Don't waste your time looking back, or wishing over the future. NOW is what matters.
I believe I've said this before in this topic, but in order to escape your past you need to alter your present circumstances - change
up your life, see new people (you're doing that already - at least to some extent), get a new hobby/interest, start getting fit - no, really... start doing exercise, wight training etc. Something,
anything to get you away from what you were before, something that has you
moving forwards so you are not left standing still wondering wft just happened

I cannot stress how important the need to keep moving and not have your life come to a standstill is.
When you step back from this sort of advice, you'll see that amongst being reasonably sound and common sense, it reflects a kind of CBT (cognitive behavioral therapy), in that you are altering patterns of thinking and learned behavior. The main difference between common sense advice and 'professional help' is that the first relies on your own sense of discipline to enforce your actions.

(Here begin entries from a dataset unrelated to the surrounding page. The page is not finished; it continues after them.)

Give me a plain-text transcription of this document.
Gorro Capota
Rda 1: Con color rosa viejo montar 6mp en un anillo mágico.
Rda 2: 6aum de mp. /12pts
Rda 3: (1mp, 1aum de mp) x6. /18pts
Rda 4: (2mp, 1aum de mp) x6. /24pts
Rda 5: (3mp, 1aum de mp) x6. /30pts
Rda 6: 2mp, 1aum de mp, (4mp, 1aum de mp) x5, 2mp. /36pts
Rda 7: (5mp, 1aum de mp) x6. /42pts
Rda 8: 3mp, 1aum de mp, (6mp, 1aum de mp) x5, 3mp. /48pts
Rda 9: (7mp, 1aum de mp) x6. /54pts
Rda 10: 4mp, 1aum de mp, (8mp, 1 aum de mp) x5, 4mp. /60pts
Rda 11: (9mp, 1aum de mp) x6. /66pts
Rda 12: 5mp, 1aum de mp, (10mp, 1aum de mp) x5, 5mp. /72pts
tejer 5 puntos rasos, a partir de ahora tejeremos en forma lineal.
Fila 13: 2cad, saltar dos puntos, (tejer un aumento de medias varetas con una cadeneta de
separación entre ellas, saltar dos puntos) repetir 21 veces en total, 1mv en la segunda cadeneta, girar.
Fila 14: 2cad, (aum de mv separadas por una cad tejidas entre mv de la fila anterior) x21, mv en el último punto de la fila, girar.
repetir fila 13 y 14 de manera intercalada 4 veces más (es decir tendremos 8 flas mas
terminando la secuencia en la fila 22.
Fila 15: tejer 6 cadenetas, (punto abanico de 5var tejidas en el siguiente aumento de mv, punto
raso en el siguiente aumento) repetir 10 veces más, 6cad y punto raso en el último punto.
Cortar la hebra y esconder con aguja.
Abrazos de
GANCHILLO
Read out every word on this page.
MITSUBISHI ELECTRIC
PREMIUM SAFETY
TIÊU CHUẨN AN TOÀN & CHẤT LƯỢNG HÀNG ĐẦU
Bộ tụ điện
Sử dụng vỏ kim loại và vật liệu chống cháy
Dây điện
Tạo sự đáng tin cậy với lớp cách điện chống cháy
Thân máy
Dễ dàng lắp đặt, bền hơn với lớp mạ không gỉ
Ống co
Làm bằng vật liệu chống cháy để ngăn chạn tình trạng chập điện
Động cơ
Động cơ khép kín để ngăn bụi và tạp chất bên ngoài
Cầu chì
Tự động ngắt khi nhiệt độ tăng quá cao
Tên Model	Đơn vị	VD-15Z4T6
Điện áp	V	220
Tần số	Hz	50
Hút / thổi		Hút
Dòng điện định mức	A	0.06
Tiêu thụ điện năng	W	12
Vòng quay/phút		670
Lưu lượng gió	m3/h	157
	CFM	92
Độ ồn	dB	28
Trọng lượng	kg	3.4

You need to stop expecting to fail. Because if that's what you expect to happen, than that's exactly what will happen, because
you have made it so with your expectation.
Of course this doesn't mean that the most positive outlook in the world will prevent things from going south. But it does mean that your attitude to the events is able to overcome and keep moving, regardless of the perceived emotional strain you experience.
Now that all sounds complicated and stuff. But it really isn't. After all, you don't complete a marathon in one giant leap, it's a whole
****load of little steps with the most important factor being that no matter what, you keep putting one foot in front of the other.
Don't dwell on what you cannot change. I've been there before after braking up a long term thing (nearly 10 years? fyi I was on the receiving end of the breakup). It knocks you about but you have to keep moving and things like confidence and hope and all of that good happy stuff will sneak back in when you're not looking because you're too busy getting
**** done to notice.
I'm sure there's plenty of others here who will say the same.